Daily Mail

Luton’s tunnel vision could be saving grace

- MARTIN KEOWN TALKS TACTICS

When you come up from the Championsh­ip to the Premier League, you almost need amnesia; an ability to forget what happened last weekend and focus on the next.

Luton possess that power in the way they can totally dismiss whatever disappoint­ments they have suffered in the previous match. Lose 2-0 to Arsenal? Doesn’t matter. We can beat Bournemout­h. Lose 5-1 to Manchester City? That’s gone. On to Brentford.

Luton never get too hung up on a defeat and it feels as if this has been a shared learning journey between the players and Rob edwards, a young manager who has injected a sense of belief into this group of grafters.

Luton secured promotion by averaging just 45 per cent possession and upon joining the elite edwards did not try to turn his team into something they were not. he knew they would have to do some serious defending and stuck to a 3-4-2-1 using rapid wing backs who will cross the ball whenever in range of the box.

That is why they have produced the most crosses in the Premier League this season, and why nobody has more headed attempts than Carlton Morris.

The signings of Ross Barkley and Andros Townsend were key for the Premier League experience they added. Around them, Tahith Chong, Teden Mengi, Issa Kabore and Alfie Doughty deserve special mentions. And it should not be forgotten that Luton are fighting without their captain, Tom Lockyer, and with an injury list in the double digits.

Barkley is the centre of the operation and when they have the ball, he creates a rhythm that Luton dance to.
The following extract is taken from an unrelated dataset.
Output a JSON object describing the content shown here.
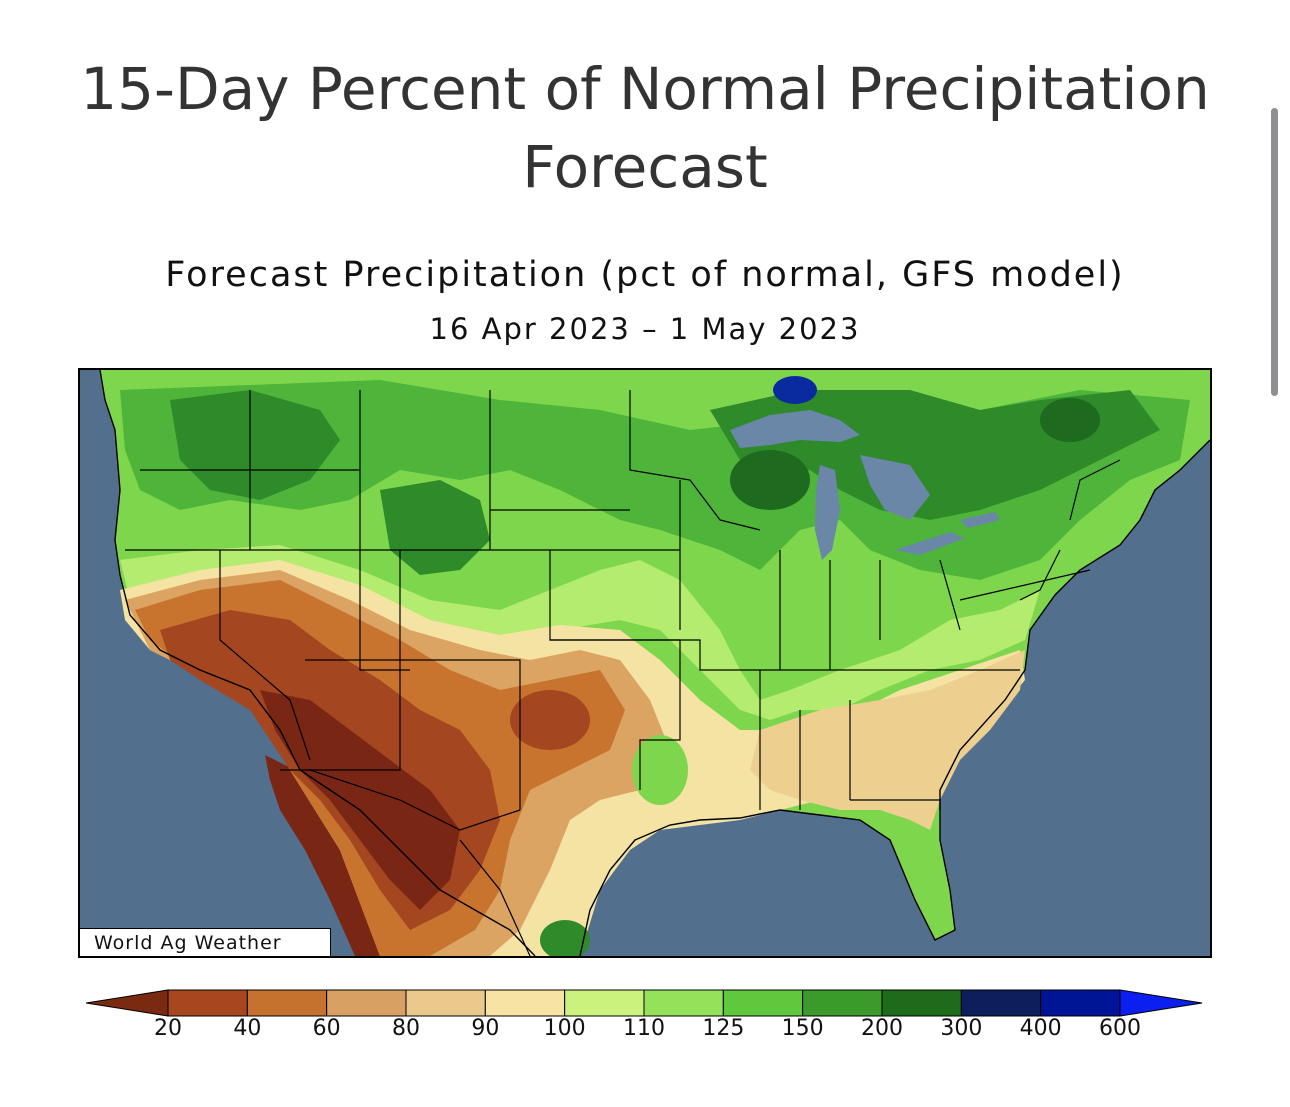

At 30 years old, he is playing the best football of his career by picking up possession in his own half, shrugging off challenges and, being two footed, feeding the marauding wide men.
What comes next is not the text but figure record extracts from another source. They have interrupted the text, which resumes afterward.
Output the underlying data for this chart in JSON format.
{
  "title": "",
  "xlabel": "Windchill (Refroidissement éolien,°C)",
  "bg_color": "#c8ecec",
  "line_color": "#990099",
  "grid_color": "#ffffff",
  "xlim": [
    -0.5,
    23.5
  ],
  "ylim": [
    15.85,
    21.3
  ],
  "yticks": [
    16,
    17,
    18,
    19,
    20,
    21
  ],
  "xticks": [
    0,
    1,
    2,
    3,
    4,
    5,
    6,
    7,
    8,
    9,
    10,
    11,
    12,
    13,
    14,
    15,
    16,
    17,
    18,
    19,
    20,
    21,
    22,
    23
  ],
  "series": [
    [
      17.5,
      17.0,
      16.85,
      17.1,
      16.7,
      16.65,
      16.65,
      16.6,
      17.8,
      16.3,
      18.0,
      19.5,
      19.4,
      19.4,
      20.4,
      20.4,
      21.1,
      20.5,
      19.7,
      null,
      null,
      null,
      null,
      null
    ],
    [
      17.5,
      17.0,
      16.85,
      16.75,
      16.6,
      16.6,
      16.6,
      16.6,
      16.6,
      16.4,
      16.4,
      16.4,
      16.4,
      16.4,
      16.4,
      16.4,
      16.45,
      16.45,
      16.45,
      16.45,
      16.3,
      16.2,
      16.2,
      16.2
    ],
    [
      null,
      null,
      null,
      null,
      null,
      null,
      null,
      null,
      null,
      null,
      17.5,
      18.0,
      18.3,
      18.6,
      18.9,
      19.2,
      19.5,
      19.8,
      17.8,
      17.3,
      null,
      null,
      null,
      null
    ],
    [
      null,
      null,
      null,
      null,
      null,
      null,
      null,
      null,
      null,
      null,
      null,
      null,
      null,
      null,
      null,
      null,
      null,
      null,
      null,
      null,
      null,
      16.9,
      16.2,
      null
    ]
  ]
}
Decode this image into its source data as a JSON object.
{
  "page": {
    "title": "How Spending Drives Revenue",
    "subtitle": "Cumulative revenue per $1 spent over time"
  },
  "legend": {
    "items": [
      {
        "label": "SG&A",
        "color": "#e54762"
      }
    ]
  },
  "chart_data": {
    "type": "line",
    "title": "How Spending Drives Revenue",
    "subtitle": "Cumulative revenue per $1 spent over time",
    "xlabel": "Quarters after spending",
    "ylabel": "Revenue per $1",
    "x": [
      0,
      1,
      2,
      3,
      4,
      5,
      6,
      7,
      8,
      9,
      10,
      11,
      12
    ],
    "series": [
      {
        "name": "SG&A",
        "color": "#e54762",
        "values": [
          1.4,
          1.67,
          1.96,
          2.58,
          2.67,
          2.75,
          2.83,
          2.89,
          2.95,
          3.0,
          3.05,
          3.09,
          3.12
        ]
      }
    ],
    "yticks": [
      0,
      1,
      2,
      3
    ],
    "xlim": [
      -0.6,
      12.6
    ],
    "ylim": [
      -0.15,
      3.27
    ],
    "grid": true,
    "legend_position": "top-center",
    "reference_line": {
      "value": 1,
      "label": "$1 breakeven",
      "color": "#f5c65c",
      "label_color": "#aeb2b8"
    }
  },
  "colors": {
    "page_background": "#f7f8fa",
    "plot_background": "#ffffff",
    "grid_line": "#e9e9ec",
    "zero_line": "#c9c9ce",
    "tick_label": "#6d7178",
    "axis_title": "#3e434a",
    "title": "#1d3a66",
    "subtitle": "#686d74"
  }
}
Brentford will need to deal with that threat today but with centre- back options such as 6ft 6in Kristoffer Ajer, 6ft 4in nathan Collins and 6ft 3in Mathias Jorgensen, manager Thomas Frank will hope they can handle balls flying into their box.

This is a big weekend in the relegation fight and Luton need to seize the initiative before everton and nottingham Forest face each other tomorrow.

The points deductions for those two rivals have acted as lifelines for Luton. A study of everton’s remaining fixtures, with four of their six games at home, makes them favourites to stay up but one of their two away trips will take them to Luton.

everton’s Sean Dyche will not want it going down to the final game, especially as they end this campaign at Arsenal. Only once in Premier League history have the three promoted teams dropped straight back down and that was in 1997-98. Sheffield United are all but gone and, barring a miraculous comeback, so are Burnley. So it is on Luton to make sure that does not happen.